Palestinians seem eager to vote, with turnout expected to be above 80 percent and opinion polls suggesting a narrow victory for Fatah and its secular allies. But whether Fatah then tries to govern in coalition with Hamas or tries to leave them outside as a large opposition is unclear, and Abbas, who will appoint the next prime minister, has remained silent about his intentions.
"It is Abu Mazen's achievement that these elections will take place on time," said Salah Abdel Shafi, a Gazan economist. "He was under great pressure to postpone or cancel them. It proves his genuine commitment to the process of democracy and the results of these elections."
Shafi, however, describes himself as very nervous about their outcome, especially in an environment where the main parties have their armed militias. "The atmosphere is very tense and loaded," he said. "Even when they start counting the votes, we don't know how certain groups will react if they lose."
Shafi said: "The future of Palestine in the near and medium future will be decided in the next week - it's a crucial time."
What Abbas evidently hopes from his gamble is an outcome that makes Hamas an engaged player but not dominant. "Either we emerge with a strong parliament and government or we have the collapse of the Palestinian Authority," Shafi said.
Mahdi Abdul Hadi, the director of Passia, a Palestinian research group in Jerusalem, thinks that Abbas is on a mission he may not complete.
"He believes most importantly that the era of personal leadership is over, and that this must be an era of democracy, representatives and rule of law," Hadi said.
The entire region is trying to come to terms with the Muslim Brotherhood and the Islamists, Hadi notes, in Egypt, Lebanon, Jordan and Syria, as Abbas himself is trying to co-opt Hamas.
"Abu Mazen calls this 'normalization"' with the Islamists, Hadi said. "You can't ignore them anymore or deny them or contain them, so you have to bring them in."
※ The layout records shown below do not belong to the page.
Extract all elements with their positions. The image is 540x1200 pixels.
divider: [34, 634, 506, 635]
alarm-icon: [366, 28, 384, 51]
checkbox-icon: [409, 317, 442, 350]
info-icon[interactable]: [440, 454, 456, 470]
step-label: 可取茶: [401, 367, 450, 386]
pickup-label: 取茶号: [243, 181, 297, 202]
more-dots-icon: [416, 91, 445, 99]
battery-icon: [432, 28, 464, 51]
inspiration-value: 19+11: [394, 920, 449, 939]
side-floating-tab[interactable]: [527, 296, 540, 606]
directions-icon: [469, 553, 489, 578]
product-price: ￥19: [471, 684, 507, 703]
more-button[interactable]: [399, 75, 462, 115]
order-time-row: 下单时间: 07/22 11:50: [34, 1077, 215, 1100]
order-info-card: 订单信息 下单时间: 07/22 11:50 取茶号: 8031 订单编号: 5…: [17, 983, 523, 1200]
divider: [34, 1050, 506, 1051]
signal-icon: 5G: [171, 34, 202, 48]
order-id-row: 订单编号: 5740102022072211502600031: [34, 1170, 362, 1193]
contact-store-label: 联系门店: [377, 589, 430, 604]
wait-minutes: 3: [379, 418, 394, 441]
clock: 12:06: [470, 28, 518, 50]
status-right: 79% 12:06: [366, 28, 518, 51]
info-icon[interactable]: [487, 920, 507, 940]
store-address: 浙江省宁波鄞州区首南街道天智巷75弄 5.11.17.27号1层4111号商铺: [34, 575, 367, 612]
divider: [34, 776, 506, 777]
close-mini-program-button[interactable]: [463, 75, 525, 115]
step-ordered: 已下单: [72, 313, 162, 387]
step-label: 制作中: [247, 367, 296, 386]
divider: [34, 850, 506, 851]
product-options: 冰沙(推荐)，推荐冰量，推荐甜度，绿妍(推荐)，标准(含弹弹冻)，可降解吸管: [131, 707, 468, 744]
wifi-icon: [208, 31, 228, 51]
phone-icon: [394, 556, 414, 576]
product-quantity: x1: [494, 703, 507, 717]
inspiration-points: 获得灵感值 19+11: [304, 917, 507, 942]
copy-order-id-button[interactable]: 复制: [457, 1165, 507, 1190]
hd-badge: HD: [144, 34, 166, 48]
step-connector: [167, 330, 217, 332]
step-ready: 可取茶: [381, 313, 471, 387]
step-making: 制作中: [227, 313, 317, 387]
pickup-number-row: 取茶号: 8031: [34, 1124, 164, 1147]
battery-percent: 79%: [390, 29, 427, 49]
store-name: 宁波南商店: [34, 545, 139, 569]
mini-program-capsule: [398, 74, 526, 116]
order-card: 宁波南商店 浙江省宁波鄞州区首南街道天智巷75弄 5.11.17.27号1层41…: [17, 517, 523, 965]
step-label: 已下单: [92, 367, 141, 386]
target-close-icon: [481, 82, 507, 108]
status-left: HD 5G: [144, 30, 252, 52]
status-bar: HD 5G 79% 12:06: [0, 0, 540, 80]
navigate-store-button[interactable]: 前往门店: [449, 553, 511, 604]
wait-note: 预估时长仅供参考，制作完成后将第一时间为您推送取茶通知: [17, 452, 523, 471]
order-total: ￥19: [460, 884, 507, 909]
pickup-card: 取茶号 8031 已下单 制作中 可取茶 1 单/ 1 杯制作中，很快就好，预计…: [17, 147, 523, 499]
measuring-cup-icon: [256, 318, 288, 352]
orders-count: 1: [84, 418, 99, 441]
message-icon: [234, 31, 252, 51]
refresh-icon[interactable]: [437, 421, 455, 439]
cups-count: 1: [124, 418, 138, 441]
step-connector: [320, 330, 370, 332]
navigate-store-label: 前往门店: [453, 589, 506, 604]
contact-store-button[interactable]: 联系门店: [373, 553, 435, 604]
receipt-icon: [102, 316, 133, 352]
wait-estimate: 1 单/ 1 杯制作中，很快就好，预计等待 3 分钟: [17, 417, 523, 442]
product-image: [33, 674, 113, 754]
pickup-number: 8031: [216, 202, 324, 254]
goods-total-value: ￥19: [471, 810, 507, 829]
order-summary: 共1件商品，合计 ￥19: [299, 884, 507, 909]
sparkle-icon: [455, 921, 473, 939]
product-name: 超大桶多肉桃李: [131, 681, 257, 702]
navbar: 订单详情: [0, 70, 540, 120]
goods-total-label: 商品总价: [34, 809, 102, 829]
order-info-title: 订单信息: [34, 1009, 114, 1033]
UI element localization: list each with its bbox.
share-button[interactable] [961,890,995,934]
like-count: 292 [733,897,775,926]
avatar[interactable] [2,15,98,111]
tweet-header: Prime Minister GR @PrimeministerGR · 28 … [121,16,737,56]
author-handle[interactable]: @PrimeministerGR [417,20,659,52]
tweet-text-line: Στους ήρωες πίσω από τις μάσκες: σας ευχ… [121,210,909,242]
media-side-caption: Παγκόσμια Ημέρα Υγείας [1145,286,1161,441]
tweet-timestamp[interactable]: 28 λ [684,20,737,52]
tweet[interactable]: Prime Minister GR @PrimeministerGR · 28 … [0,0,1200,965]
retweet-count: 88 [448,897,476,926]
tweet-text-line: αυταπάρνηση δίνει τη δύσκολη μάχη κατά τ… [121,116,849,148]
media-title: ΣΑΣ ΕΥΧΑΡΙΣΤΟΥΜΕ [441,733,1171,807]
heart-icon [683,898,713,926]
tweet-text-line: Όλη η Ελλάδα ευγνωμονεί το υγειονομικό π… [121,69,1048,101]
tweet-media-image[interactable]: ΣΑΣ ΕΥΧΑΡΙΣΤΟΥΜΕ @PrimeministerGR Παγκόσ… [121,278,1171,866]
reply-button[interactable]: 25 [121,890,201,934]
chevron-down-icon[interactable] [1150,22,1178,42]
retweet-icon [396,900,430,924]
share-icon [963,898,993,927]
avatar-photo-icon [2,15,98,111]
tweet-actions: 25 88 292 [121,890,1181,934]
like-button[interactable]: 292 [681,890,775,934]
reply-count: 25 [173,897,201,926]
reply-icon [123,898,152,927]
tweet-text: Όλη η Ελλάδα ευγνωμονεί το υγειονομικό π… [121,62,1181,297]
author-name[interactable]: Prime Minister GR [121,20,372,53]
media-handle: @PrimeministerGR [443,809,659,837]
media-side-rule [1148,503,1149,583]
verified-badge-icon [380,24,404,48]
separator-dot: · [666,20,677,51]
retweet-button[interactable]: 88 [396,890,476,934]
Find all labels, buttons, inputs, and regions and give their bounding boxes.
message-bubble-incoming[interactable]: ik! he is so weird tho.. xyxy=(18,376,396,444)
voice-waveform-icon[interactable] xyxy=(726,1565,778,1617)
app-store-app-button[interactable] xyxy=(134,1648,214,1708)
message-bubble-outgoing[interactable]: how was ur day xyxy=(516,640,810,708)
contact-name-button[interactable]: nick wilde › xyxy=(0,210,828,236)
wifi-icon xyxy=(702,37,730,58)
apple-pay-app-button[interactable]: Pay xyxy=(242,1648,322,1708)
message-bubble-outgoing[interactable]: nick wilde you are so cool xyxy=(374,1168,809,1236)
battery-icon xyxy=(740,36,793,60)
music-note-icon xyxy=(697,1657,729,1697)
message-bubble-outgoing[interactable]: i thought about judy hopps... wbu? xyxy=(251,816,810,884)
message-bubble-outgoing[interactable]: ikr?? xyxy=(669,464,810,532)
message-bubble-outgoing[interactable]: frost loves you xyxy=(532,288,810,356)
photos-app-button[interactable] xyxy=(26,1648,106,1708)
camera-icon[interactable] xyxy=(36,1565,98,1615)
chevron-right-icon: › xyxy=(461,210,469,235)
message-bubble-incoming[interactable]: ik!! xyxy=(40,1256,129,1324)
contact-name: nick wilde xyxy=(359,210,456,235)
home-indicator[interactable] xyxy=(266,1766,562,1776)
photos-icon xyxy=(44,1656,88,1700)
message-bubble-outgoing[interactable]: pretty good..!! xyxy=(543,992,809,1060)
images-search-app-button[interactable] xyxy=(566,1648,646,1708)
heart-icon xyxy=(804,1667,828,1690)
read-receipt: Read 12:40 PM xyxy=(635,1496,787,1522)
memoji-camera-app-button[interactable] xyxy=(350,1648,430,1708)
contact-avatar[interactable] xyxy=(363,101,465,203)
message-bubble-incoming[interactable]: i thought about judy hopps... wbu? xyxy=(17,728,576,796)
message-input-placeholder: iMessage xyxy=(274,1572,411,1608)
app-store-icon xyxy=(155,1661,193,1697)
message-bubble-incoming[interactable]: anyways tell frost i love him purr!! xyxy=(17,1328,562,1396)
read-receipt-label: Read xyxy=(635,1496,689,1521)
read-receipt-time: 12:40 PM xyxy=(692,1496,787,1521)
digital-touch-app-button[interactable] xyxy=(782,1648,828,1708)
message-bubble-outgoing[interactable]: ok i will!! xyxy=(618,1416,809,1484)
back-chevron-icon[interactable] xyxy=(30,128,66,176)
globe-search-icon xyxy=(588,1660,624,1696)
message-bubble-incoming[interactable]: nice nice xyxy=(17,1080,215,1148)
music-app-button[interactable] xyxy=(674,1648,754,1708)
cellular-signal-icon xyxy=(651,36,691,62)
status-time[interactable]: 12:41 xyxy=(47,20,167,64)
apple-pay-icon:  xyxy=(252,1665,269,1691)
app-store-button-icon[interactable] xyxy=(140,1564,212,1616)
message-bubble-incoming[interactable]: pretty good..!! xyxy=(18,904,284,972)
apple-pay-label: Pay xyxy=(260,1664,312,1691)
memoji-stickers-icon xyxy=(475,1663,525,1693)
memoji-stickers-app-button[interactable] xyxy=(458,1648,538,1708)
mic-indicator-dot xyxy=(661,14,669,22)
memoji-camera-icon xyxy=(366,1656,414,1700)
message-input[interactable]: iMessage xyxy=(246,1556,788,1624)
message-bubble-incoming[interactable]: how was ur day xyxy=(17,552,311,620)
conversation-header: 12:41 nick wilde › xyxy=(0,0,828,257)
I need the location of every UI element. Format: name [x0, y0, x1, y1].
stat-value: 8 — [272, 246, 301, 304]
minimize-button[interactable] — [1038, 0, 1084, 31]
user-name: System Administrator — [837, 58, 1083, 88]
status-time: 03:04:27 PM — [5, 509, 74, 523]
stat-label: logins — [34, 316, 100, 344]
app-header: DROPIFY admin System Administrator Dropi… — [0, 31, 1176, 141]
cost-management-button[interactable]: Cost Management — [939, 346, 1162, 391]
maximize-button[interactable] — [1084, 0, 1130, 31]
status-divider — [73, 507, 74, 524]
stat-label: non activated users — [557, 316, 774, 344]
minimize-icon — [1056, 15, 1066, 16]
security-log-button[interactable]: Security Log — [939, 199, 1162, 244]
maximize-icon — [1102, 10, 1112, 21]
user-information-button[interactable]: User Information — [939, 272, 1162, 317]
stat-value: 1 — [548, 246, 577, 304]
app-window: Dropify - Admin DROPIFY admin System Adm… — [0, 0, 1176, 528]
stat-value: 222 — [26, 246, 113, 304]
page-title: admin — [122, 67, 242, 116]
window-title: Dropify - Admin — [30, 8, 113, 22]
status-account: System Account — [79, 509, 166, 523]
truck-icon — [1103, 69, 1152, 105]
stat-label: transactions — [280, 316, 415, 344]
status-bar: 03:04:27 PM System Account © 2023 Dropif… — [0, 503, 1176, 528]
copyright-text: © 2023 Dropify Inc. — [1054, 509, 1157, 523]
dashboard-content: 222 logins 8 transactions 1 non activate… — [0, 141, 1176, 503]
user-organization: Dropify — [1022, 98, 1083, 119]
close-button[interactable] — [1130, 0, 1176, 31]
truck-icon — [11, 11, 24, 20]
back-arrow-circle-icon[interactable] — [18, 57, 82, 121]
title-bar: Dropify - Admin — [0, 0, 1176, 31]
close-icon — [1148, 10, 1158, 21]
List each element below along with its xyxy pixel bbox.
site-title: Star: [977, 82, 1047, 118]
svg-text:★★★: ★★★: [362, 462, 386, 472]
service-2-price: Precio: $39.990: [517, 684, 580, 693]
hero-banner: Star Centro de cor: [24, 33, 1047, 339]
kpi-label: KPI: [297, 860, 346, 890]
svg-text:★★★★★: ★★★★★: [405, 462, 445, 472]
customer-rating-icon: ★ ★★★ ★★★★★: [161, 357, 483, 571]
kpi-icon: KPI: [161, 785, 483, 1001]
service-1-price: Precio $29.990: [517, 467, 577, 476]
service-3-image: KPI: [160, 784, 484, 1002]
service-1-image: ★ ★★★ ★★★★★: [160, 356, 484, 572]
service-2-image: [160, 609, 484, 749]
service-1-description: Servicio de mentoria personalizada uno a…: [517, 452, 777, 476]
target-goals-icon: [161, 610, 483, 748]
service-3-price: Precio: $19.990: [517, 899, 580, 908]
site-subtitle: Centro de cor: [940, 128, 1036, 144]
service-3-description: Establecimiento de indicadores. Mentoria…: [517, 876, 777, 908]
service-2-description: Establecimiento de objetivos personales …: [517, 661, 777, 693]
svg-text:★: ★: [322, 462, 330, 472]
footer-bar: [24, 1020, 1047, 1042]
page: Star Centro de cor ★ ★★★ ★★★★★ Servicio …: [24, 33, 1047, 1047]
While his personal standing among Palestinians remains high, with an approval rating of more than 60 percent, Abbas is largely without effective allies, either in Fatah or the Palestinian Authority itself. Nor has Israel helped him convince Palestinians that Israel's withdrawal from Gaza was due to Abbas and not to Hamas suicide bombings.
"The general view is that he's weak," Shafi said. "People expected more leadership from him."
Abbas remained reactive and indecisive. "I don't think he really understood what it is to be president, the challenge before him and the gross mismanagement and corruption of Fatah," said a Palestinian who watched the process at close hand. "There is no decision-making process, no clear chain of command."
Hanan Ashrawi, a Fatah legislator said legislators brought Abbas a plan of action against corruption and internal squabbles. "But instead of taking action, he cooked up a deal: freeze everything, don't throw out the corrupt officials, sit and do nothing, grasp onto the excuse of the elections," she said.
Abbas's theory is that his mandate comes from the voters - unlike Arafat's, which came from his revolutionary past. With Fatah split in three parts or more, the Palestinian Authority was scarcely representative, so also needed a new, democratic legitimacy. And Hamas had become too powerful to fight on any battlefield except the democratic one, where it might be contained.
So in Hadi's view, "he left things loose - he didn't embrace anyone or commit himself to any one path, he let things develop on their own."
"Abbas is no hypocrite," Hadi said. "Everyone wants him to be different. But he cannot be."